Oh man, all I gotta say is I feel your pain. Down here just a little south of you I've been weathering the worst snowfall the Willamette Valley has seen since anyone can remember, and I even asked the really old people. Now the rest of the middle to northern latitude regions of the country are sitting there watching the storm on the weather channel are thinking what's the big deal about 18 inches of snow.
Well for one thing when giant conifers are allowed to go unchecked in a region that is considered the most productive ecosystem in the world in terms of vegetation biomass. Then throw a freak 40 year snow and ice storm at it Enormous trees start falling apart. That coupled with being a place that sits cozily between California and Canada, where we always have to worry about the explosive development, despite the economy and the man vs. nature interaction created therein, which brings me to my point.
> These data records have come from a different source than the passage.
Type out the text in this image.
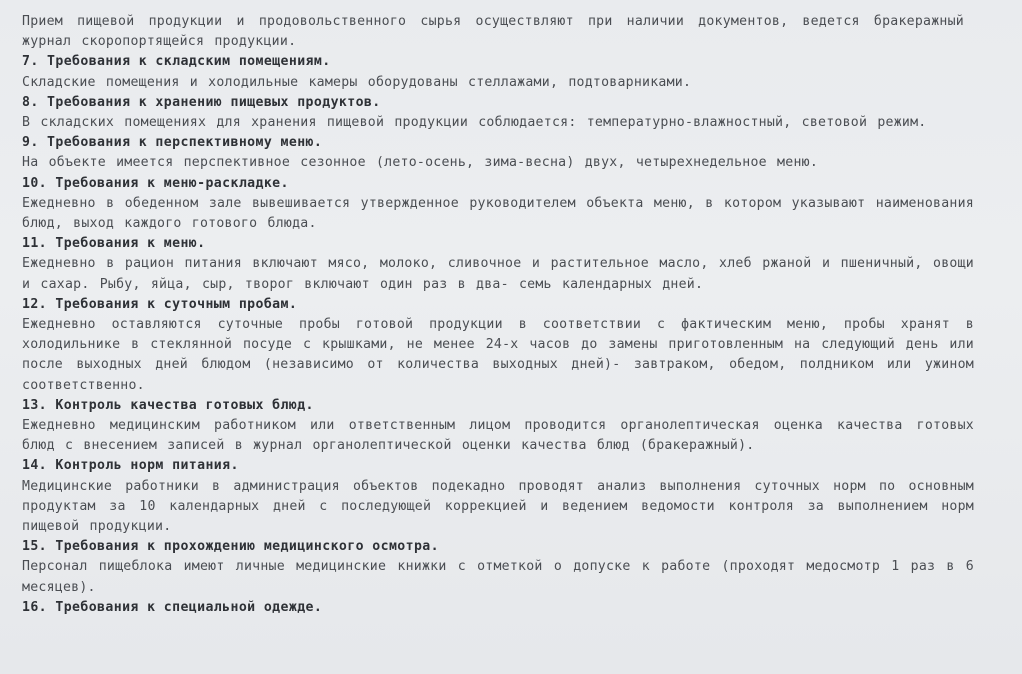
Прием пищевой продукции и продовольственного сырья осуществляют при наличии документов, ведется бракеражный журнал скоропортящейся продукции.

7. Требования к складским помещениям.

Складские помещения и холодильные камеры оборудованы стеллажами, подтоварниками.

8. Требования к хранению пищевых продуктов.

В складских помещениях для хранения пищевой продукции соблюдается: температурно-влажностный, световой режим.

9. Требования к перспективному меню.

На объекте имеется перспективное сезонное (лето-осень, зима-весна) двух, четырехнедельное меню.

10. Требования к меню-раскладке.

Ежедневно в обеденном зале вывешивается утвержденное руководителем объекта меню, в котором указывают наименования блюд, выход каждого готового блюда.

11. Требования к меню.

Ежедневно в рацион питания включают мясо, молоко, сливочное и растительное масло, хлеб ржаной и пшеничный, овощи и сахар. Рыбу, яйца, сыр, творог включают один раз в два- семь календарных дней.

12. Требования к суточным пробам.

Ежедневно оставляются суточные пробы готовой продукции в соответствии с фактическим меню, пробы хранят в холодильнике в стеклянной посуде с крышками, не менее 24-х часов до замены приготовленным на следующий день или после выходных дней блюдом (независимо от количества выходных дней)- завтраком, обедом, полдником или ужином соответственно.

13. Контроль качества готовых блюд.

Ежедневно медицинским работником или ответственным лицом проводится органолептическая оценка качества готовых блюд с внесением записей в журнал органолептической оценки качества блюд (бракеражный).

14. Контроль норм питания.

Медицинские работники в администрация объектов подекадно проводят анализ выполнения суточных норм по основным продуктам за 10 календарных дней с последующей коррекцией и ведением ведомости контроля за выполнением норм пищевой продукции.

15. Требования к прохождению медицинского осмотра.

Персонал пищеблока имеют личные медицинские книжки с отметкой о допуске к работе (проходят медосмотр 1 раз в 6 месяцев).

16. Требования к специальной одежде.
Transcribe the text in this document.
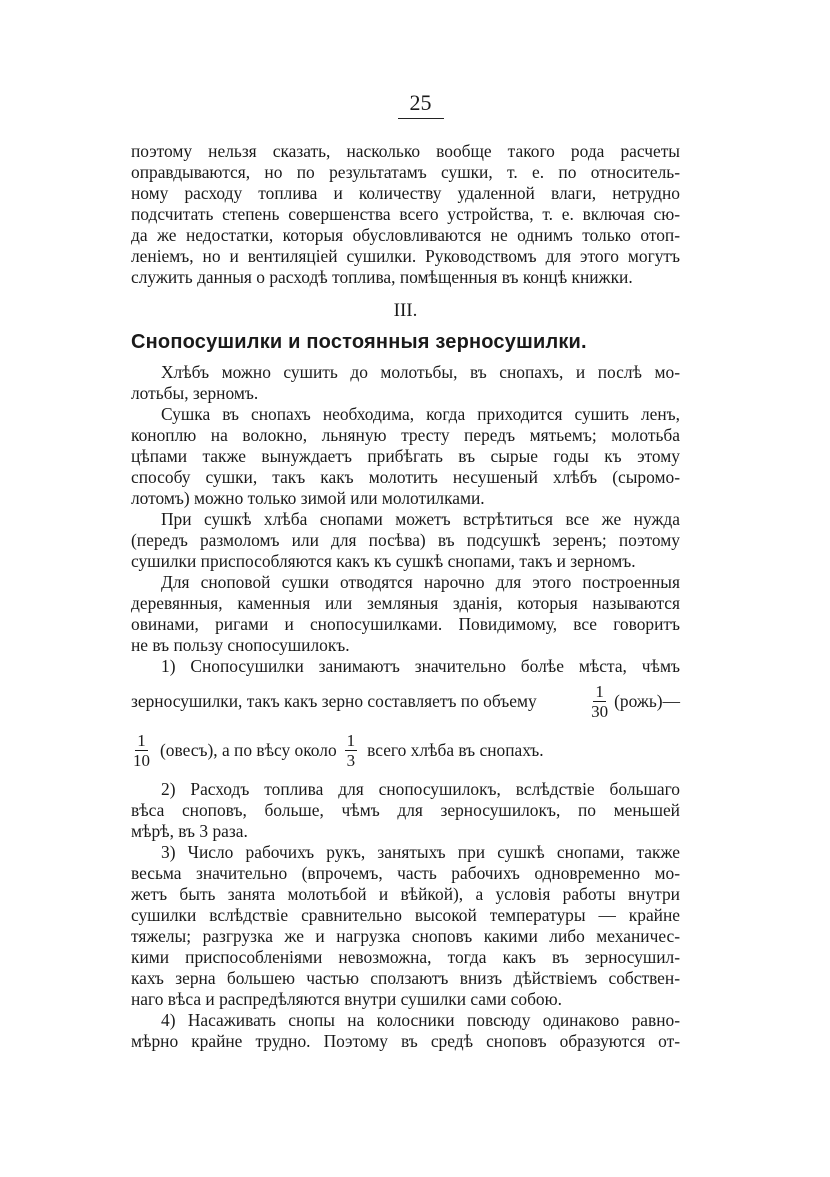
25
поэтому нельзя сказать, насколько вообще такого рода расчеты
оправдываются, но по результатамъ сушки, т. е. по относитель-
ному расходу топлива и количеству удаленной влаги, нетрудно
подсчитать степень совершенства всего устройства, т. е. включая сю-
да же недостатки, которыя обусловливаются не однимъ только отоп-
леніемъ, но и вентиляціей сушилки. Руководствомъ для этого могутъ
служить данныя о расходѣ топлива, помѣщенныя въ концѣ книжки.
III.
Снопосушилки и постоянныя зерносушилки.
Хлѣбъ можно сушить до молотьбы, въ снопахъ, и послѣ мо-
лотьбы, зерномъ.
Сушка въ снопахъ необходима, когда приходится сушить ленъ,
коноплю на волокно, льняную тресту передъ мятьемъ; молотьба
цѣпами также вынуждаетъ прибѣгать въ сырые годы къ этому
способу сушки, такъ какъ молотить несушеный хлѣбъ (сыромо-
лотомъ) можно только зимой или молотилками.
При сушкѣ хлѣба снопами можетъ встрѣтиться все же нужда
(передъ размоломъ или для посѣва) въ подсушкѣ зеренъ; поэтому
сушилки приспособляются какъ къ сушкѣ снопами, такъ и зерномъ.
Для сноповой сушки отводятся нарочно для этого построенныя
деревянныя, каменныя или земляныя зданія, которыя называются
овинами, ригами и снопосушилками. Повидимому, все говоритъ
не въ пользу снопосушилокъ.
1) Снопосушилки занимаютъ значительно болѣе мѣста, чѣмъ
зерносушилки, такъ какъ зерно составляетъ по объему	$\frac{1}{30}$ (рожь)—
$\frac{1}{10}$ (овесъ), а по вѣсу около $\frac{1}{3}$ всего хлѣба въ снопахъ.
2) Расходъ топлива для снопосушилокъ, вслѣдствіе большаго
вѣса сноповъ, больше, чѣмъ для зерносушилокъ, по меньшей
мѣрѣ, въ 3 раза.
3) Число рабочихъ рукъ, занятыхъ при сушкѣ снопами, также
весьма значительно (впрочемъ, часть рабочихъ одновременно мо-
жетъ быть занята молотьбой и вѣйкой), а условія работы внутри
сушилки вслѣдствіе сравнительно высокой температуры — крайне
тяжелы; разгрузка же и нагрузка сноповъ какими либо механичес-
кими приспособленіями невозможна, тогда какъ въ зерносушил-
кахъ зерна большею частью сползаютъ внизъ дѣйствіемъ собствен-
наго вѣса и распредѣляются внутри сушилки сами собою.
4) Насаживать снопы на колосники повсюду одинаково равно-
мѣрно крайне трудно. Поэтому въ средѣ сноповъ образуются от-
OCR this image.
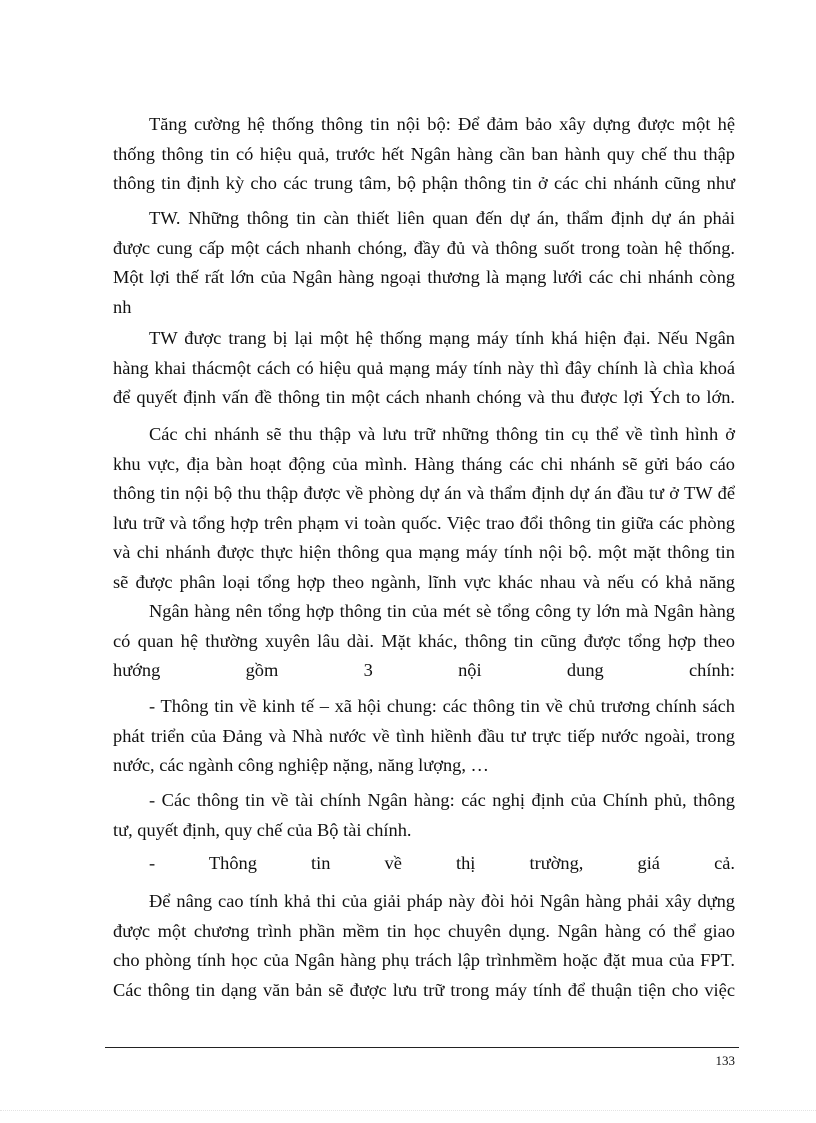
Tăng cường hệ thống thông tin nội bộ: Để đảm bảo xây dựng được một hệ
thống thông tin có hiệu quả, trước hết Ngân hàng cần ban hành quy chế thu thập
thông tin định kỳ cho các trung tâm, bộ phận thông tin ở các chi nhánh cũng như
TW. Những thông tin càn thiết liên quan đến dự án, thẩm định dự án phải
được cung cấp một cách nhanh chóng, đầy đủ và thông suốt trong toàn hệ thống.
Một lợi thế rất lớn của Ngân hàng ngoại thương là mạng lưới các chi nhánh còng
nh
TW được trang bị lại một hệ thống mạng máy tính khá hiện đại. Nếu Ngân
hàng khai thácmột cách có hiệu quả mạng máy tính này thì đây chính là chìa khoá
để quyết định vấn đề thông tin một cách nhanh chóng và thu được lợi Ých to lớn.
Các chi nhánh sẽ thu thập và lưu trữ những thông tin cụ thể về tình hình ở
khu vực, địa bàn hoạt động của mình. Hàng tháng các chi nhánh sẽ gửi báo cáo
thông tin nội bộ thu thập được về phòng dự án và thẩm định dự án đầu tư ở TW để
lưu trữ và tổng hợp trên phạm vi toàn quốc. Việc trao đổi thông tin giữa các phòng
và chi nhánh được thực hiện thông qua mạng máy tính nội bộ. một mặt thông tin
sẽ được phân loại tổng hợp theo ngành, lĩnh vực khác nhau và nếu có khả năng
Ngân hàng nên tổng hợp thông tin của mét sè tổng công ty lớn mà Ngân hàng
có quan hệ thường xuyên lâu dài. Mặt khác, thông tin cũng được tổng hợp theo
hướng gồm 3 nội dung chính:
- Thông tin về kinh tế – xã hội chung: các thông tin về chủ trương chính sách
phát triển của Đảng và Nhà nước về tình hiềnh đầu tư trực tiếp nước ngoài, trong
nước, các ngành công nghiệp nặng, năng lượng, …
- Các thông tin về tài chính Ngân hàng: các nghị định của Chính phủ, thông
tư, quyết định, quy chế của Bộ tài chính.
- Thông tin về thị trường, giá cả.
Để nâng cao tính khả thi của giải pháp này đòi hỏi Ngân hàng phải xây dựng
được một chương trình phần mềm tin học chuyên dụng. Ngân hàng có thể giao
cho phòng tính học của Ngân hàng phụ trách lập trìnhmềm hoặc đặt mua của FPT.
Các thông tin dạng văn bản sẽ được lưu trữ trong máy tính để thuận tiện cho việc
133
Regardless of what nature intends, people are going to do what people intend to do. We live in cities and towns, and not in the wilderness, and when Arborists (how dare it be used as a slur) are faced with such issues as clients who will pay to have what they want which isn't more natural disasters, like when the house built on a sand dune began sliding into the ocean, or flames kept appearing on their shake shingles, they want to know that their beautiful Douglas-fir in the yard isn't going to be joining them in their living room some day, otherwise beautiful as it is, it's gone. Or the old landowner disgruntled by local governments, and thanks to some recent ballot measures radio advertisements is ready for the first excuse his stand of trees gives him to take em out and subdivide the whole place.
If we have to tell people that we are making the trees safer, in order for them to sleep at night, and prevent the unnecessary removal of a non hazardous healthy oxygen producing Co2 absorbing tree isn't it worth it???